C’est autour de cette hypothèse que s’est articulée une conversation avec Gina Chua, rédactrice en chef de Semafor et figure de référence sur les enjeux d’innovation dans les médias. Enregistré à l’Université de New York dans le cadre d’un événement organisé avec le réseau Humans in the Loop, cet échange revient sur les expérimentations concrètes qu’elle mène avec l’IA et leur portée stratégique pour les rédactions. Ancienne dirigeante de Reuters et du South China Morning Post, Gina Chua adopte une approche très personnelle de l’intelligence artificielle. Elle décrit ses longues sessions de prototypage nocturne avec Claude, un agent conversationnel, comme du vibe coding : une forme d’idéation rapide, où les idées deviennent des outils opérationnels en quelques heures. Parmi ses expérimentations : un moteur de recherche multilingue, des assistants automatisés pour appliquer les chartes éditoriales ou encore un système d’analyse de contenus. L’une des avancées les plus marquantes de cette démarche : le développement d’un outil de sécurité éditoriale baptisé JESS (Journalist Expert Safety Support). Ce chatbot, conçu en partenariat avec Newsroom Robots Lab, l’ACOS Alliance et le Journalism Protection Initiative de CUNY, vise à rendre accessibles aux petites rédactions des connaissances expertes en matière de sécurité, habituellement réservées à de grandes structures dotées d’équipes dédiées.

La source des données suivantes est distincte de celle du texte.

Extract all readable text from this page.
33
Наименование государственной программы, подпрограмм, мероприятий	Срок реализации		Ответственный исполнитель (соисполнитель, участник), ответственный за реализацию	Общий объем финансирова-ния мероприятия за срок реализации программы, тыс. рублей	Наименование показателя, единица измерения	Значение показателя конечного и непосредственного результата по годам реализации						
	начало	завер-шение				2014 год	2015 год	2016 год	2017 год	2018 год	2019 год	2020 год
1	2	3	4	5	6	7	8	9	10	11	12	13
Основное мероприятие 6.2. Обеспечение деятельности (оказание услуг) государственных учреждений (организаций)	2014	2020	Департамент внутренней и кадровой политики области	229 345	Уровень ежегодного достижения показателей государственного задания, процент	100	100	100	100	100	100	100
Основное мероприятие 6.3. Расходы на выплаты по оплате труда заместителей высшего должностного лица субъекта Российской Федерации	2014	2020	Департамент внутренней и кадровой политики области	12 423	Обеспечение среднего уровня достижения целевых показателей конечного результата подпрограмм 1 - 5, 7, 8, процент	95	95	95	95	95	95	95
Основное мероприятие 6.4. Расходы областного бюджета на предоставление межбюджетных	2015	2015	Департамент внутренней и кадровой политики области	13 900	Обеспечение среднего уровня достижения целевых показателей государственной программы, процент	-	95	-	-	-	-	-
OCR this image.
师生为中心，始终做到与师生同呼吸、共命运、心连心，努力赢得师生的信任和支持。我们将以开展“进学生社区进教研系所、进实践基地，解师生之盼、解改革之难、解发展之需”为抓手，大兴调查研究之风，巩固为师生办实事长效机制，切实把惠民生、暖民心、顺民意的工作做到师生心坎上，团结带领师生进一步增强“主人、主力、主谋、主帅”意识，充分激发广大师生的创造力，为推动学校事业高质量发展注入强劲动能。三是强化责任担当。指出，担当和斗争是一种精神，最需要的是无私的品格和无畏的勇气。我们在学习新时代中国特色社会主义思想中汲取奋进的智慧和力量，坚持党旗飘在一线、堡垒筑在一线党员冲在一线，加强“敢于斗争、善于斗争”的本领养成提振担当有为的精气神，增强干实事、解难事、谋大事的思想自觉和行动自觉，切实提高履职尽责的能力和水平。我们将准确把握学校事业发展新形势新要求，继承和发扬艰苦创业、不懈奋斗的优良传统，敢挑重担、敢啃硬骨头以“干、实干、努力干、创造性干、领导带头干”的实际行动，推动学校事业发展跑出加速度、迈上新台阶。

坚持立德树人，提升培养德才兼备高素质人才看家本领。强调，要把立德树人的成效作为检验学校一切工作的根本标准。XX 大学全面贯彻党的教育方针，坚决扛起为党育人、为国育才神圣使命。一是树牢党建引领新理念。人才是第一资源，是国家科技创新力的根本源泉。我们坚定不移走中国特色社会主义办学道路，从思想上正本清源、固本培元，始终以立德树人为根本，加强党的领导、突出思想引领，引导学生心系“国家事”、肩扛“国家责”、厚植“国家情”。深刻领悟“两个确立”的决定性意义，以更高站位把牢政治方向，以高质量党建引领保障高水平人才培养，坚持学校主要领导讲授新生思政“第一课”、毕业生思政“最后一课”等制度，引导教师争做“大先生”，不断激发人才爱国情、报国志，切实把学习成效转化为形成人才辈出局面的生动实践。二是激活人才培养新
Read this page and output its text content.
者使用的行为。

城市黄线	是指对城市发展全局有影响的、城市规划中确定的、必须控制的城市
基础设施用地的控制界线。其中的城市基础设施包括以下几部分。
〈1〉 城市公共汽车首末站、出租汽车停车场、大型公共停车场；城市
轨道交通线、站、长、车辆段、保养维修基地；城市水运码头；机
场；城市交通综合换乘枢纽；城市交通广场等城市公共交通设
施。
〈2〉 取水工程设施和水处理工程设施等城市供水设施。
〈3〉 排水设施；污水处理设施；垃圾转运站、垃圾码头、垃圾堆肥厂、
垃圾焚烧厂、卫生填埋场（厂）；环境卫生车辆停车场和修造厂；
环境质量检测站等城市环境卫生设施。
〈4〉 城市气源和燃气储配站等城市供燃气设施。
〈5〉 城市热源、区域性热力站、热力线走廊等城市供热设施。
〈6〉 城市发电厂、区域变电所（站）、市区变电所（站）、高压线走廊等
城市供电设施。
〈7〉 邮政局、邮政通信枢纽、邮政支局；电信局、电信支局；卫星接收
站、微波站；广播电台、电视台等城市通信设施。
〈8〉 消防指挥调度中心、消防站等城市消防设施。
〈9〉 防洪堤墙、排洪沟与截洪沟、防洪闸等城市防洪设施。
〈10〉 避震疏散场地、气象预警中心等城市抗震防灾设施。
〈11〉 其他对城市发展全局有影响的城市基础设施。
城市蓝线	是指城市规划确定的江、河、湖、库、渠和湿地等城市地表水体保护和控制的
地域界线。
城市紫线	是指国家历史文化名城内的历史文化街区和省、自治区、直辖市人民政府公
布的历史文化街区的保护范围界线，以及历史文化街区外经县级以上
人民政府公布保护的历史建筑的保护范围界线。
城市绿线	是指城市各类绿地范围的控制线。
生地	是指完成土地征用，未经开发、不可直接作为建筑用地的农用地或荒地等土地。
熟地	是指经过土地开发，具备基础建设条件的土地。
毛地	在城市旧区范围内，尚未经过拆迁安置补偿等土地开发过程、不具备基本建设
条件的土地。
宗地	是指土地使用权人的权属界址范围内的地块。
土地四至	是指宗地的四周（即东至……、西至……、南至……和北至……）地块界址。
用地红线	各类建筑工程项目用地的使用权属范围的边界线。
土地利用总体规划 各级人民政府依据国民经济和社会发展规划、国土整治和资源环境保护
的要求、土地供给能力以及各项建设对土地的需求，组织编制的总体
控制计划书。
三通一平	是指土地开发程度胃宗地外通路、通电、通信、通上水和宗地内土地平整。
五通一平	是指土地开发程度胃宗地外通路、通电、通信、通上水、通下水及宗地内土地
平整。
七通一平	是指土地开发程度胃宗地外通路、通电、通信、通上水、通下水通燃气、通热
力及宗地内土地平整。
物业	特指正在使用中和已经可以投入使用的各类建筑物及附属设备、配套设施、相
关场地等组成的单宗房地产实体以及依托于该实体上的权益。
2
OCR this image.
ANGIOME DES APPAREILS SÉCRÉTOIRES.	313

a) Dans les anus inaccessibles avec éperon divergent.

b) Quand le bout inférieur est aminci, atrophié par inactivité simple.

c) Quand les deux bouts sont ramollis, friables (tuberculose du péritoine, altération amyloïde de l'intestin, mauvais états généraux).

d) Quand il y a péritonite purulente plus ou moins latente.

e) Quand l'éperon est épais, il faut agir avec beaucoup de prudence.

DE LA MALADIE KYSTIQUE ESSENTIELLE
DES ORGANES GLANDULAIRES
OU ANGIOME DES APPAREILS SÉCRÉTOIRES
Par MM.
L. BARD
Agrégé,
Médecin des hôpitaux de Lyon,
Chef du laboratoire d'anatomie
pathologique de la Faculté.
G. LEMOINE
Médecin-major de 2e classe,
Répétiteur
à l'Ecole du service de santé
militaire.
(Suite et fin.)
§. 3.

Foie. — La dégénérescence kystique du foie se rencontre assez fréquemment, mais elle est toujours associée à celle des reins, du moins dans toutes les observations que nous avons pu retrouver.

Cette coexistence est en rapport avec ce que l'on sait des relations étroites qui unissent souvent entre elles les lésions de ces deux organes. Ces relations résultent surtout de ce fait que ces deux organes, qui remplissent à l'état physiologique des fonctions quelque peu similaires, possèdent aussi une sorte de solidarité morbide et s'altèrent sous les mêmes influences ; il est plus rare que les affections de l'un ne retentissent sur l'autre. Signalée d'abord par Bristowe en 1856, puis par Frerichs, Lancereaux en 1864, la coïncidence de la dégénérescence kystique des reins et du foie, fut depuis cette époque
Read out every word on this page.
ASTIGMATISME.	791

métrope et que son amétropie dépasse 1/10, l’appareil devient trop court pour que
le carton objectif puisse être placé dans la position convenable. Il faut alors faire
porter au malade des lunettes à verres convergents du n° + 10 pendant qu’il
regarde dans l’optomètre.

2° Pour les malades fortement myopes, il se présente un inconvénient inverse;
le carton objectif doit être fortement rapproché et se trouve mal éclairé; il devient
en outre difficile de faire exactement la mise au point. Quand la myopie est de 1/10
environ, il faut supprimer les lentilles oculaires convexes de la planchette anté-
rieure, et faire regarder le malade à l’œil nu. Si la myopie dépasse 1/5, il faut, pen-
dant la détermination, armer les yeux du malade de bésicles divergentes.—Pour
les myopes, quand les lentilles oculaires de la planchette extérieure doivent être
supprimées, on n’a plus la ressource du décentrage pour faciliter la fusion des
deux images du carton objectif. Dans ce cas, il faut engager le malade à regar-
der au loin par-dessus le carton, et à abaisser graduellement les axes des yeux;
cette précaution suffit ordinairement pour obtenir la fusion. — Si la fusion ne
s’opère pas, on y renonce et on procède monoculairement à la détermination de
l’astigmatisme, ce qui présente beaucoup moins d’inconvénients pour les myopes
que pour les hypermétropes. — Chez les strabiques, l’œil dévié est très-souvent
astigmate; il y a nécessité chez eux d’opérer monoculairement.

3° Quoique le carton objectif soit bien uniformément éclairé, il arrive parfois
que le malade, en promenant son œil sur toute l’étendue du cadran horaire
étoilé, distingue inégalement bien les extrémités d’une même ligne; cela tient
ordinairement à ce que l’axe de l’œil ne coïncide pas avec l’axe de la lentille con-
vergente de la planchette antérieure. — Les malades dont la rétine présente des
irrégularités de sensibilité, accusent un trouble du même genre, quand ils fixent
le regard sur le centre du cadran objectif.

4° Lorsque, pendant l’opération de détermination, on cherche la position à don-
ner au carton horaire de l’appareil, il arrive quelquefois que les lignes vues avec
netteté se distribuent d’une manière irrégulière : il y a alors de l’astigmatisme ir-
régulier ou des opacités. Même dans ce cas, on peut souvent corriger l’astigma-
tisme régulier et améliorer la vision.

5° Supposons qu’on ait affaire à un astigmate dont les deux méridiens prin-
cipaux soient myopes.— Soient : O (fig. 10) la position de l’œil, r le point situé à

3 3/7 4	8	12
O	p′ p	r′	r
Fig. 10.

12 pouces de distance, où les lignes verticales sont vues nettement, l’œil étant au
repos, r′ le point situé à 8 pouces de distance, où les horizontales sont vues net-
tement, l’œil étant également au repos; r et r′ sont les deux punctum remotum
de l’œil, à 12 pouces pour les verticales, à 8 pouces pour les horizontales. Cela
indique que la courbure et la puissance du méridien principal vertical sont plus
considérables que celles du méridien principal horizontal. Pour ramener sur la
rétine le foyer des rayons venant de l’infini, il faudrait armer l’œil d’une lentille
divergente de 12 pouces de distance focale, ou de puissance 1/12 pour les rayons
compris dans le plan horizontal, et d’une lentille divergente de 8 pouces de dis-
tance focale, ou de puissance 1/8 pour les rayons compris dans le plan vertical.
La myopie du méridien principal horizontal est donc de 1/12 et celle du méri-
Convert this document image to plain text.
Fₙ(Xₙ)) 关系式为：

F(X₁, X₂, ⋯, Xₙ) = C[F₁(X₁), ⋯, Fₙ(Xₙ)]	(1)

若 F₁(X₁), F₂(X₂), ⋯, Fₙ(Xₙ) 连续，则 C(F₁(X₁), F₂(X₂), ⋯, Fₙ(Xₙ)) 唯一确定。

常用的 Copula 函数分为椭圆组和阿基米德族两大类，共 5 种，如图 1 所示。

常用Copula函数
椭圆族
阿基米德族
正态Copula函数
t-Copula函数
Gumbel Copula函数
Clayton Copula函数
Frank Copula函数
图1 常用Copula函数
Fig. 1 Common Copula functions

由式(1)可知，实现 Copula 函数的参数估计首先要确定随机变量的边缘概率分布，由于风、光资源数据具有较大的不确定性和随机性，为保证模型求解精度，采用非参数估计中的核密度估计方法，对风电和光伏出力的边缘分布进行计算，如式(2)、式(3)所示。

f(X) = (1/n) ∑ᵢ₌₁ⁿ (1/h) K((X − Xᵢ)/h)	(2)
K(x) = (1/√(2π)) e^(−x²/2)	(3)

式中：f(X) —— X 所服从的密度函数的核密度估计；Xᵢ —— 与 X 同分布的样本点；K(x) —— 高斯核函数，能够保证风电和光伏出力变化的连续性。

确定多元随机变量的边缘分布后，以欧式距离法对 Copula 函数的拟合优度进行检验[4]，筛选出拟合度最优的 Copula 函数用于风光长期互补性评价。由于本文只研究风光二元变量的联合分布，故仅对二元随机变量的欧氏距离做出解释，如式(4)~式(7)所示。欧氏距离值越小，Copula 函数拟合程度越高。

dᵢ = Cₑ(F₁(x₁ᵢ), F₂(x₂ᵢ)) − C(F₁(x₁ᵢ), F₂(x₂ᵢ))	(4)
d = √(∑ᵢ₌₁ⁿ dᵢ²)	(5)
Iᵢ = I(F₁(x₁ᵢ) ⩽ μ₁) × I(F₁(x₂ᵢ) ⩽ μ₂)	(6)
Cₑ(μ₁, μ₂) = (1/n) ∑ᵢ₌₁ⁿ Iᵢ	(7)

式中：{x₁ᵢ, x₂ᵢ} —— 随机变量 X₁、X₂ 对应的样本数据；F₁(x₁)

🎧 Tous les podcasts de Newsroom Robots de Nikita Roy
Empire of AI: Dreams and Nightmares in Sam Altman’s OpenAI – Karen Hao

Dans Empire of AI, Karen Hao livre une enquête incisive sur les dérives du secteur de l’intelligence artificielle à travers une immersion de plusieurs années au cœur d’OpenAI, l’entreprise qui a catalysé la révolution des modèles de langage avec ChatGPT. Ce qui devait être, selon les déclarations de Sam Altman, une organisation à but non lucratif guidée par l’éthique, s’est progressivement mué en acteur central d’une nouvelle forme d’empire technologique — concentrant capital, infrastructures, données et main-d’œuvre à une échelle quasi impériale. Karen Hao possède un profil rare : passée par le MIT, elle connaît intimement la science qu’elle couvre. Ce double regard – d’ingénieure et de journaliste d’investigation – lui permet de démonter les récits de la Silicon Valley avec une rigueur redoutable. En s’appuyant sur ses sources internes à OpenAI, elle revient en détail sur l’éviction puis le retour spectaculaire de Sam Altman, révélant les luttes de pouvoir à la tête de cette industrie opaque.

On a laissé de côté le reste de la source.